When I was a resident, my instructors told me never to let the endotracheal tube cross from one side of the mouth to the other inside the mouth. The main reason was to avoid accidental extubation, since a tube taped at 21 cm at the teeth on the right side of the mouth will be too shallow if it also had to cross to the left side of the tongue on its way to the trachea. But as an aside, they also said that a tube crossing the tongue could easily cinch down and cut off the block supply.
In the case of the patient that I saw, it was most likely the soft bite blocks meant to protect the patient that forced the endotracheal tube into such a position over the tongue. Combined with neck flexion and prone position it cut off the blood supply.
Fortunately tongues and mucous membranes have a high capacity for healing.
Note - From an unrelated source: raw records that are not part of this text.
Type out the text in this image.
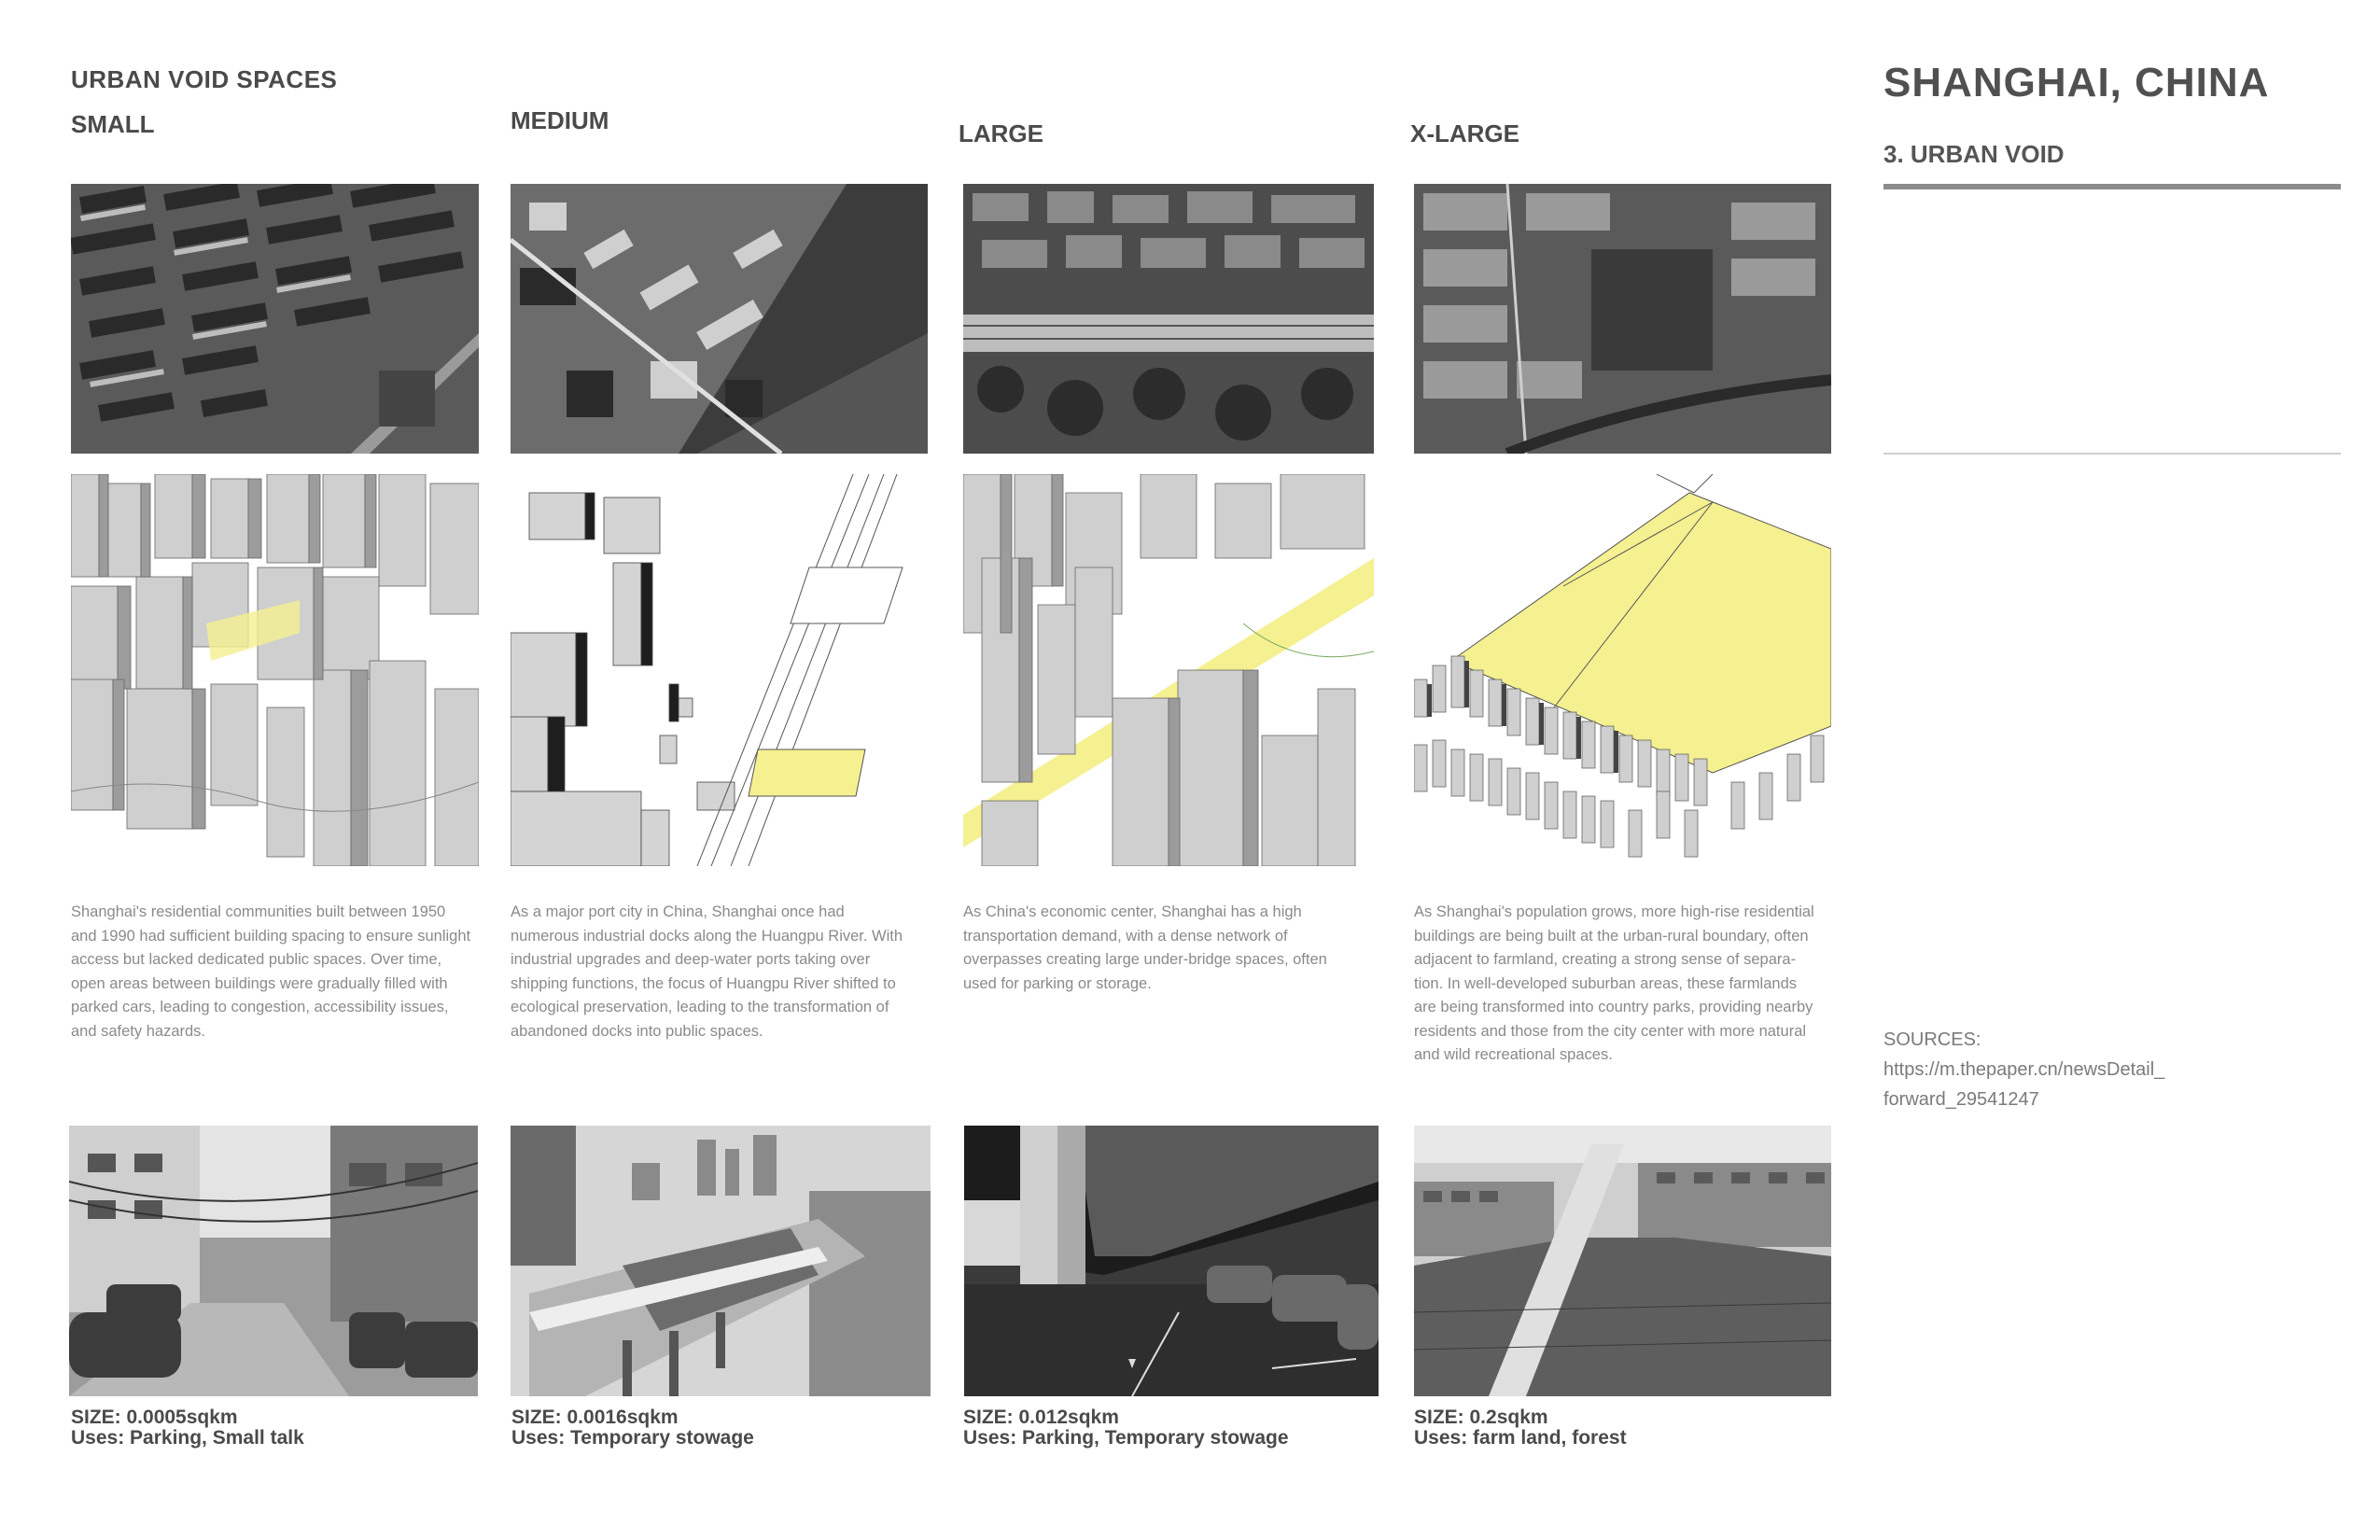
URBAN VOID SPACES
SMALL	MEDIUM	LARGE	X-LARGE
Shanghai's residential communities built between 1950
and 1990 had sufficient building spacing to ensure sunlight
access but lacked dedicated public spaces. Over time,
open areas between buildings were gradually filled with
parked cars, leading to congestion, accessibility issues,
and safety hazards.
As a major port city in China, Shanghai once had
numerous industrial docks along the Huangpu River. With
industrial upgrades and deep-water ports taking over
shipping functions, the focus of Huangpu River shifted to
ecological preservation, leading to the transformation of
abandoned docks into public spaces.
As China's economic center, Shanghai has a high
transportation demand, with a dense network of
overpasses creating large under-bridge spaces, often
used for parking or storage.
As Shanghai's population grows, more high-rise residential
buildings are being built at the urban-rural boundary, often
adjacent to farmland, creating a strong sense of separa-
tion. In well-developed suburban areas, these farmlands
are being transformed into country parks, providing nearby
residents and those from the city center with more natural
and wild recreational spaces.
SIZE: 0.0005sqkm
Uses: Parking, Small talk
SIZE: 0.0016sqkm
Uses: Temporary stowage
SIZE: 0.012sqkm
Uses: Parking, Temporary stowage
SIZE: 0.2sqkm
Uses: farm land, forest
SHANGHAI, CHINA
3. URBAN VOID
SOURCES:
https://m.thepaper.cn/newsDetail_
forward_29541247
However, it’s important to try to avoid such an injury because the potential for life long and severe disability is real, including:
- tongue scarring and deformity
- loss of tissue
- dysphagia can lead lead to weight loss from impaired ability to eat
- dysarthria: which may limit ability work and communicate
- decreased taste
- decreased tongue sensation
Treatment is predominantly supportive. High dose steroids are often used. Antibiotics may be needed if infection develops. Even then, scarring and loss of tissue is common.
Prevention is therefore key.
- Careful attention to tube positioning
- Don’t let the tube cross the back of the tongue
- Careful attention to oral airway positioning/size
- Avoid overinflation of LMAs
- Avoid pressure over the tongue when prone
- Avoid hard oral airways when patient prone: It’s too easy for the oral airway tip to dig into the back of the tongue. You can always place one once the patient is supine again prior to extubation.
- Use soft bite blocks when the patient is prone
- Be careful with positioning soft bite blocks: check what they do to ETT positioning
- Be mindful of risk factors (e.g. shock, preexisting disease)
- Be mindful of fluid replacement when head dependent or when patient prone
Tongue necrosis from compression by an endotracheal tube or oral airway is rare, but devastating when it occurs. It is within our power to minimize the risks.
May the Force Be With You
Christine Whitten MD
- Roman BR, Immerman SB, Morris LGT, Ischemic Necrosis of the Tongue in Patients With Cardiogenic Shock. Laryngoscope. 2010 July; 120(7): 1345–1349.
- Miura Y; Mimatsu K; Iwata H. Massive Tongue Swelling as a Complication After Spinal Surgery. J Spinal Disord. Vol 9. No. 4 1996
- Kuhn MA1, Zeitler DM, Myssiorek DJ. Tongue necrosis: a rare complication of oral intubation. Laryngoscope. 2010;120 Suppl 4:S159.
- Nimjee S, Wright D. Tongue swelling and necrosis after brain tumor surgery. Asian J Neurosurg. 2012 Oct-Dec; 7(4): 214–216.
- Lee P. Unilateral Tongue Swelling From Use Of The Laryngeal Mask Airway With The Guedel Airway As A Bite Guard. The Internet Journal of Anesthesiology. 2001 Volume 5 Number 4.